- Born: 1974 (age 51–52) Chicago, Illinois
- Education: Stanford University (BS) Stanford Graduate School of Business (MBA)
- Occupation: American business executive
- Employer: The Walt Disney Company (2006–2022)
- Title: Chairman, Disney Media and Entertainment Distribution (2020–2022)
- Board member of: McDonald's

= Kareem Daniel =

Walt Disney Company executive from 2020 to 2022

Kareem Daniel is an American businessman and former media executive at The Walt Disney Company. During his tenure at Disney, he held executive roles in charge of film and television, sports, streaming, theme parks, and consumer products. Prior to Disney, Daniel worked in equity research and investment banking at Goldman Sachs, having begun his career as an electrical engineer. He is also on the board of directors for McDonald's.

==Early life and education==
Kareem Daniel grew up in Chicago. He attended Morgan Park Academy and went on to earn both a Bachelor of Science degree in electrical engineering and an MBA from Stanford University.

==Career==
After working as a computer programmer during the dot-com boom, Daniel enrolled in business school. His interest in film led him to pursue a career in the entertainment industry, and he interned at The Walt Disney Company while in business school. Upon graduation, he took a full-time position at Disney. He then worked in equity research and investment banking at Goldman Sachs from 2004 to 2007.

After returning to Disney in 2007, he held executive roles in Disney Corporate Strategy, Walt Disney Studios, and Disney Consumer Products and Interactive Media. He played a key role in various business initiatives, as well as mergers and acquisitions like the 2009 acquisition of Marvel, and the 2012 Lucasfilm acquisition.

In 2017, Daniel moved to Walt Disney Imagineering. In 2019, he was promoted to President of Operations, where he was responsible for the design and development of Disney's parks, attractions, resorts and cruises. During his tenure, areas like Star Wars: Galaxy's Edge, Toy Story Land, Pixar Pier, Avengers Campus and other themed areas were introduced or expanded.

In May 2020, Daniel was named President of Consumer Products, Gaming and Publishing, including the world's largest consumer licensing business, the Disney Store, and Disney's e-commerce shopDisney and videogame business.

In October 2020, Kareem Daniel was promoted to Chairman of Disney Media & Entertainment Distribution (DMED), a new division created to oversee Disney's media businesses. The division combined the company's film, television, streaming, and advertising businesses under his leadership.
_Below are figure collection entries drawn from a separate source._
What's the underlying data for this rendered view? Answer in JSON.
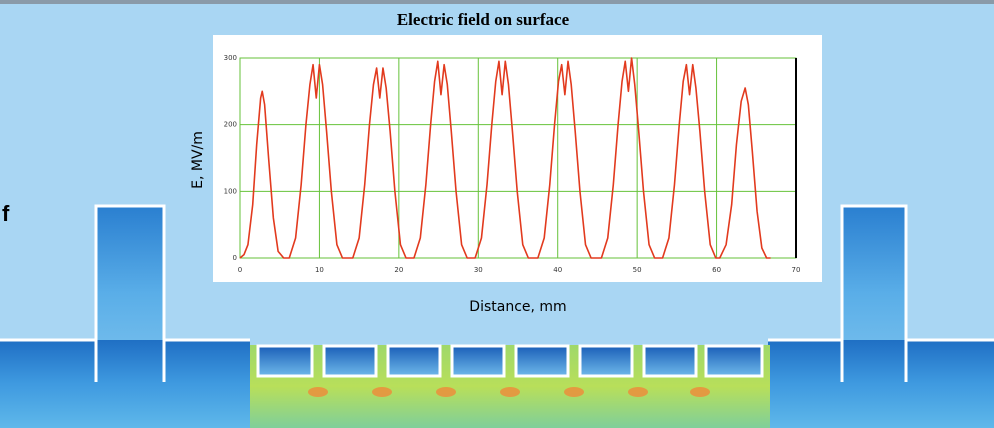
{
  "side_text": "f",
  "chart_data": {
    "type": "line",
    "title": "Electric field on surface",
    "x_label": "Distance, mm",
    "y_label": "E, MV/m",
    "color": "#e23a1e",
    "grid": true,
    "grid_color": "#66c23a",
    "xlim": [
      0,
      70
    ],
    "ylim": [
      0,
      300
    ],
    "xticks": [
      0,
      10,
      20,
      30,
      40,
      50,
      60,
      70
    ],
    "yticks": [
      0,
      100,
      200,
      300
    ],
    "x": [
      0,
      0.5,
      1.0,
      1.6,
      2.1,
      2.6,
      2.8,
      3.1,
      3.6,
      4.2,
      4.8,
      5.5,
      6.2,
      7.0,
      7.7,
      8.3,
      8.8,
      9.2,
      9.6,
      10.0,
      10.4,
      10.9,
      11.5,
      12.2,
      12.9,
      14.2,
      15.0,
      15.7,
      16.3,
      16.8,
      17.2,
      17.6,
      18.0,
      18.4,
      18.9,
      19.5,
      20.2,
      20.9,
      21.9,
      22.7,
      23.4,
      24.0,
      24.5,
      24.9,
      25.3,
      25.7,
      26.1,
      26.6,
      27.2,
      27.9,
      28.6,
      29.6,
      30.4,
      31.1,
      31.7,
      32.2,
      32.6,
      33.0,
      33.4,
      33.8,
      34.3,
      34.9,
      35.6,
      36.3,
      37.5,
      38.3,
      39.0,
      39.6,
      40.1,
      40.5,
      40.9,
      41.3,
      41.7,
      42.2,
      42.8,
      43.5,
      44.2,
      45.5,
      46.3,
      47.0,
      47.6,
      48.1,
      48.5,
      48.9,
      49.3,
      49.7,
      50.2,
      50.8,
      51.5,
      52.2,
      53.2,
      54.0,
      54.7,
      55.3,
      55.8,
      56.2,
      56.6,
      57.0,
      57.4,
      57.9,
      58.5,
      59.2,
      59.9,
      60.4,
      61.2,
      61.9,
      62.5,
      63.1,
      63.6,
      64.0,
      64.5,
      65.1,
      65.7,
      66.3,
      66.8
    ],
    "values": [
      0,
      5,
      20,
      80,
      170,
      240,
      250,
      230,
      150,
      60,
      10,
      0,
      0,
      30,
      110,
      200,
      260,
      290,
      240,
      290,
      260,
      190,
      100,
      20,
      0,
      0,
      30,
      110,
      200,
      260,
      285,
      240,
      285,
      255,
      190,
      100,
      20,
      0,
      0,
      30,
      110,
      200,
      265,
      295,
      245,
      290,
      260,
      190,
      100,
      20,
      0,
      0,
      30,
      110,
      200,
      265,
      295,
      245,
      295,
      260,
      190,
      100,
      20,
      0,
      0,
      30,
      110,
      200,
      265,
      290,
      245,
      295,
      260,
      190,
      100,
      20,
      0,
      0,
      30,
      110,
      200,
      265,
      295,
      250,
      300,
      260,
      190,
      100,
      20,
      0,
      0,
      30,
      110,
      200,
      265,
      290,
      245,
      290,
      255,
      190,
      100,
      20,
      0,
      0,
      20,
      80,
      170,
      235,
      255,
      230,
      160,
      70,
      15,
      0,
      0
    ]
  }
}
He managed Disney's advertising and traditional media businesses, including theatrical releases, home entertainment, and television networks such as ESPN, ABC, FX and National Geographic. Daniel was tasked with growing Disney's streaming platforms, including Disney+, Hulu, ESPN+ and Star+. On November 14, 2021 Daniel inaugurated Disney+ Day, a virtual event intended to promote Disney's streaming services. In August 2022, Disney's streaming platforms had 221 million subscribers. By November 2022, the number of total subscriptions had reached 235 million, exceeding those of rival streaming platform Netflix. Under Daniel, Disney generated $55 billion in revenue from media and entertainment during the 2022 fiscal year.

In October 2022, Daniel was elected to McDonald's board of directors. He exited his role at Walt Disney in November 2022, during the return of Disney CEO Bob Iger.

In December 2023, Daniel was elected to the Simon & Schuster's board of directors.

== Reception ==
Daniel's role within Disney made him one of the most influential media executives, and the most senior Black executive, in Hollywood. Several media publications dubbed him the "czar" of Disney's streaming business, and was ranked among "the 10 most powerful people in Hollywood" in 2023. In 2020 and 2021, Daniel was included on Variety's list of the 500 most influential leaders in global media. He was a keynote speaker at Varietys entertainment and technology summit in 2022.